The same report also points to problems with real-estate registration and transfers of funds to other nonprofit entities in the network outside the relevant instructions. The evidence converges on concrete points: relatives, protocols, receipts, cash, wages, loans, large donations, volunteers, real estate, and transfers between amutot.
Why the movement needs so many legal shells
In practical terms, the distributed network of amutot can do several things at once. It disperses outside attention, allows separate reporting, weakens the perception of a single financial center, and makes it difficult to quickly estimate the movement’s total resources. A donor or participant may see only one segment of interaction with the organization, while real turnover and assets are spread across several legal shells.
Multiple amutot become a way to manage information about money. Ideologically, the movement speaks as one spiritual body; financially, it is filed as a network of linked organizations.
How financial resources turn into political influence
Money and discipline create a base for access to state resources. The Seventh Eye reported internal materials describing the “ambassadors” plan in state institutions as a way to “protect the home” and gain a foothold in the education system. The political and budget layer of that story is examined separately in the article on state resources.

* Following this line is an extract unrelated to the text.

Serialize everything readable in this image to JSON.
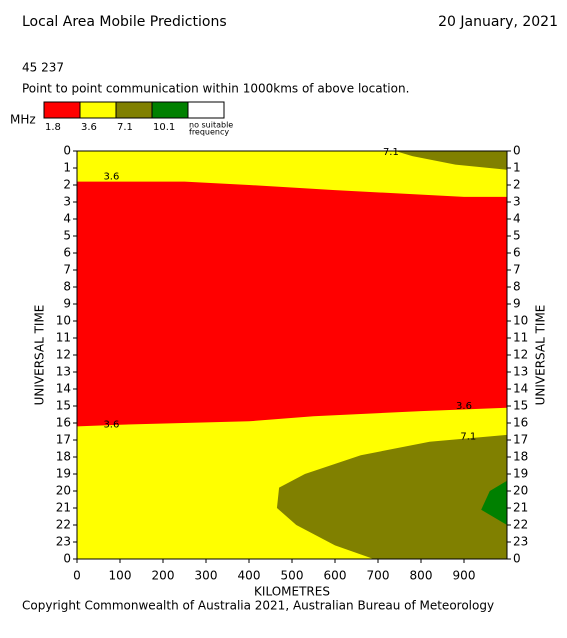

Conclusion: a spiritual movement or a distributed financial machine
If the amutot registry, Laitman’s daughter in the parent organization’s filings, the 30 million shekel building, almost 25 million shekels in annual turnover, tithing, paid internal practices, volunteer labor, and the audit PDF are read together, Bnei Baruch is hard to describe as only a spiritual or educational association. The documents show a financial machine wrapped in religious language.
In that machine, money, loyalty, and human labor become linked resources. At the entrance are donations, maaser, unpaid work, and paid internal practices. At the top are the family circle, recurring functionaries, real estate, weak reporting, and a state audit with specific violations.